Mesdames, Messieurs,

La loi de bioéthique du 29 juillet 1994 a inscrit, dans notre édifice légal, le principe du respect du corps humain. L’article 16-1 du code civil dispose donc :

« Chacun a droit au respect de son corps. Le corps humain est inviolable. Le corps humain, ses éléments et ses produits ne peuvent faire l’objet d’un droit patrimonial. »

Ainsi se trouve défini le principe d’indisponibilité du corps humain qui pose des limites à la libre disposition de soi. Le corps humain, ou ses dérivés, n’est pas une marchandise et ne peut donc pas faire l’objet d’un contrat ou d’une convention entre qui que ce soit, donnant lieu ou pas à une transaction financière.

Cependant, ce principe n’est pas absolu, puisque notre droit reconnaît la validité exceptionnelle de certains actes de disposition. Toutefois, s’agissant d’exceptions, elles doivent obéir à des conditions strictes de validité. Ainsi, s’il est possible de céder son sang ou un rein, il n’est pas possible de le faire à n’importe quelle condition. La cession doit notamment être gratuite, anonyme et accomplie dans l’intérêt thérapeutique d’autrui.

Le corps humain et ses dérivés ne sont donc pas une marchandise, comme l’analyse le Comité Consultatif National d’Éthique dans son avis du 13 décembre 1990 :

« Dire que le corps humain est hors commerce ou encore hors marché, c’est formuler deux propositions complémentaires : d’une part, le corps de l’homme, ou l’un de ses éléments ne peuvent être l’objet d’un contrat, d’autre part, il ne peut être négocié par quiconque. »

Ce que la Cour de Cassation (Cour de Cassation – Assemblée Plénière – 31 mai 1991, pourvoi n° 90-20.105), évoquant la gestation pour autrui, a confirmé :

« Attendu que, la convention par laquelle une femme s’engage, fût-ce à titre gratuit, à concevoir et à porter un enfant pour l’abandonner à sa naissance contrevient tant au principe d’ordre public de l’indisponibilité du corps humain qu’à celui de l’indisponibilité de l’état des personnes. »

Conformément aux dispositions de l’article 16-5 du code civil :

« Les conventions ayant pour effet de conférer une valeur patrimoniale au corps humain, à ses éléments ou à ses produits sont nulles. »

Ainsi la gestation pour autrui se trouve donc être interdite en France par l’application du principe d’indisponibilité du corps humain.
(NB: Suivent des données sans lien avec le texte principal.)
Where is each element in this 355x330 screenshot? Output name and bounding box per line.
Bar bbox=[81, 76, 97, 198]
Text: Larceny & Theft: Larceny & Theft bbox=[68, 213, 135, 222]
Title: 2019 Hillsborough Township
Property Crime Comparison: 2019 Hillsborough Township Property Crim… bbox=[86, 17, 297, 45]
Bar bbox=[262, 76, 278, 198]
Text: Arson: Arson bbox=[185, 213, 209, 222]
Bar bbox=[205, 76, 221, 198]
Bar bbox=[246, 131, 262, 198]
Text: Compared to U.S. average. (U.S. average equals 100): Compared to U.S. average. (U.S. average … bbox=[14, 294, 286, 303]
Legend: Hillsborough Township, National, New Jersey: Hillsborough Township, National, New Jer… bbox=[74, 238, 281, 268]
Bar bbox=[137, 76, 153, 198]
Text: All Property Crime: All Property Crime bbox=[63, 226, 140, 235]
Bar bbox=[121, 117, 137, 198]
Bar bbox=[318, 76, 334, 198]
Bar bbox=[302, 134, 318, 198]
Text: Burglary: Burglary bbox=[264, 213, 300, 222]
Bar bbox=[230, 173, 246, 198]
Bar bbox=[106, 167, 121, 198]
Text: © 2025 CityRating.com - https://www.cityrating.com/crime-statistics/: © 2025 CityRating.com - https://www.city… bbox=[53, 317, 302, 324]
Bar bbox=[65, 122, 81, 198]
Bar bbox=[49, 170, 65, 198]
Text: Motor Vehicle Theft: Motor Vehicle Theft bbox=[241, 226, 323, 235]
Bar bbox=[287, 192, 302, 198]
Comme le rappelle l’article 16-7 du code civil qui dispose :

« Toute convention portant sur la procréation ou la gestation pour le compte d’autrui est nulle. »

Or, la circulaire CIV/02/13, en date du 25 janvier 2013 ouvre le droit à la reconnaissance, pour les enfants nés y compris dans le cadre d’une gestation pour autrui, de l’ensemble des droits attachés à la filiation par le code civil.

De fait, le Ministère de la Justice remet en cause le principe d’indisponibilité du corps humain et semble ouvrir la voie à une remise en cause de l’article 16-7 du code civil. Ainsi, tous les couples pourront, à condition de disposer des moyens financiers suffisants, se rendre à l’étranger, dans un pays admettant la gestation pour autrui, pour bénéficier d’une « prestation » sous forme d’une convention ouvrant droit à compensation financière ou de toute autre nature.

Si la France ne reconnaît pas la gestation pour autrui c’est sur le fondement de principes universels de respect de la personne humaine. Il est donc paradoxal d’interdire cette pratique en France, mais de la reconnaître dès lors que les frontières nationales sont franchies.

Les principes universels visant à interdire la gestation pour autrui doivent s’appliquer de manière uniforme, partout dans le monde, précisément parce qu’ils sont conformes au message humaniste et universel de la France.

PROPOSITION DE LOI

Article unique

Après l’article 47 du code civil, il est inséré un article 47-1 ainsi rédigé :

« Art. 47-1. – Tout acte d’état civil étranger prouvant une filiation par recours à la technique de la gestation pour autrui est réputé nul, y compris si ladite filiation concerne un parent français. »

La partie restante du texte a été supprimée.